The Diaspora Pavilion grew out of the desire to provide a space for artists to present counter-narratives that interrogate the critical capacity of diaspora as a notion. Through a multitude of inter-cultural narratives presented across a variety of media, the exhibition aims to resist the normalisation of the term and to demonstrate that diaspora is an ever-present and universal process that has far reaching implications across social and cultural practices, not just within the UK but globally. The very complexity and transience of the diasporic experience lends to the interrogative approach that this exhibition attempts to present, demonstrating through these works the range and density of visual expressions that articulate our present predicaments in light of these decentering forces.

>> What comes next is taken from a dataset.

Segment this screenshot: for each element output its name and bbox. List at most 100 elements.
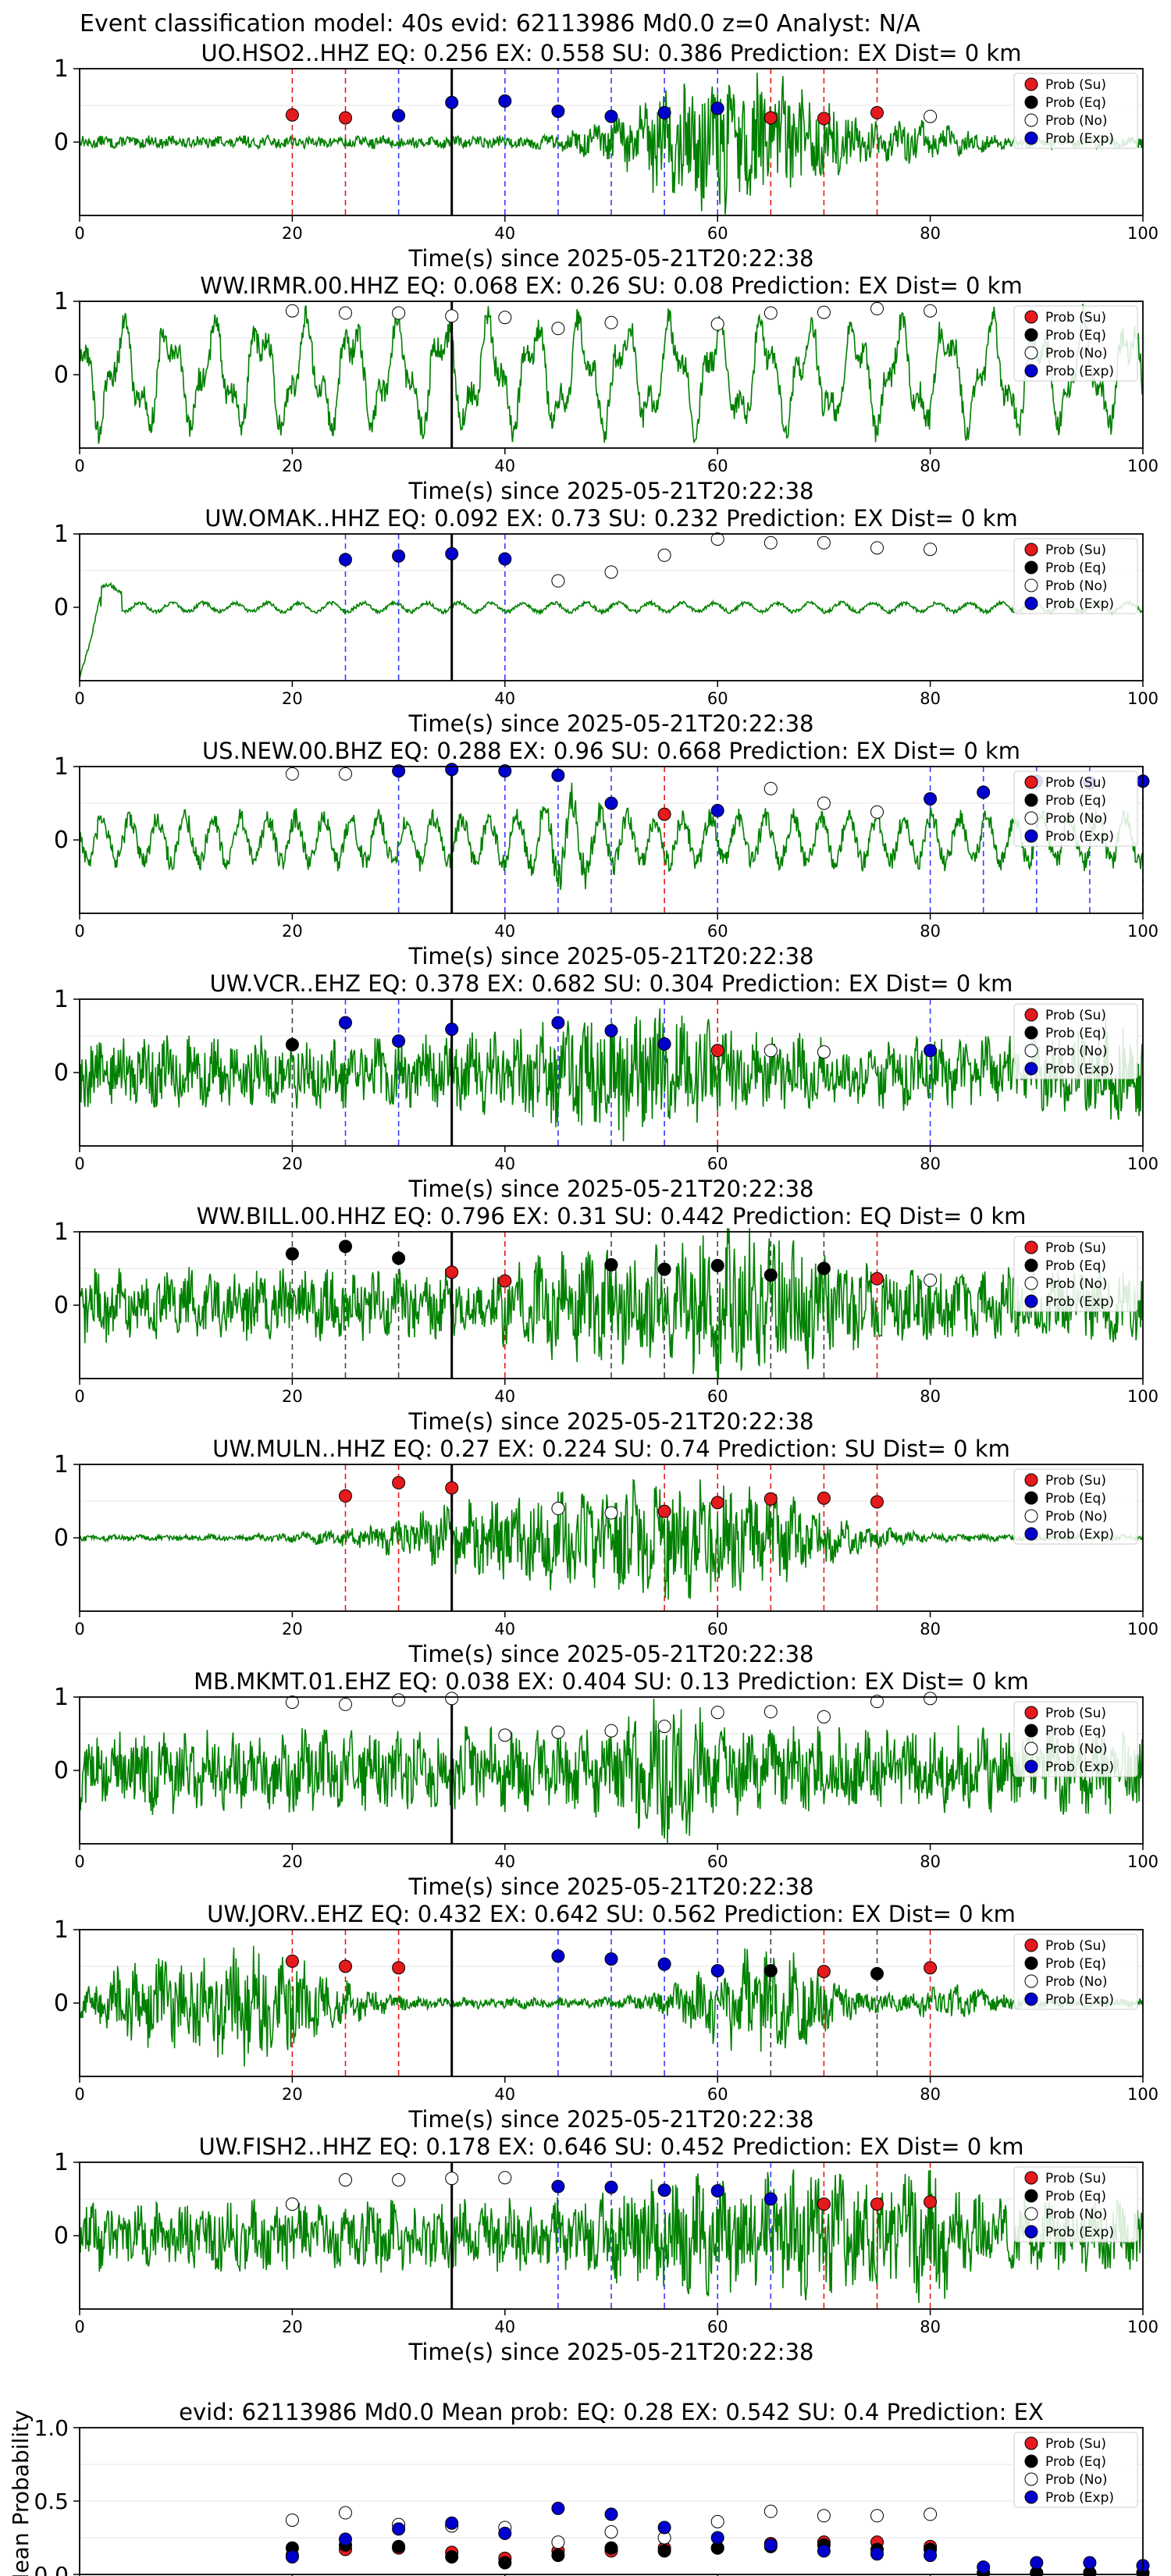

The exhibition in Venice worked to challenge the prevalence of national pavilions within the biennale structure, positioning itself in opposition to the very concept of a permanent national pavilion, yet adopting the term as a means of posing an intentional juxtaposition between the structures and modalities of this biennale and the discontinuity of the diasporic condition. As the exhibition is re-formulated for Wolverhampton Art Gallery, the conversations about the urgency and relevance of diaspora initiated at the 2017 show shift now in response to the historical importance of Wolverhampton in the establishment of The Blk Art Group and in its connection to the wider British Black Arts Movement. Acknowledging the long-standing contributions of diasporic communities in the region, The Diaspora Pavilion explores the multiple meanings of the concept in the present moment.
Diaspora Pavilion | Venice to Wolverhampton will take place from February 10 until April 29 at the Wolverhampton Art Gallery, with an opening event on February 9 from 5:30pm onwards. The curators of the exhibition, David A. Bailey and Jessica Taylor, and the artists have worked closely with the gallery staff to bring this new re-staging of the work to the UK.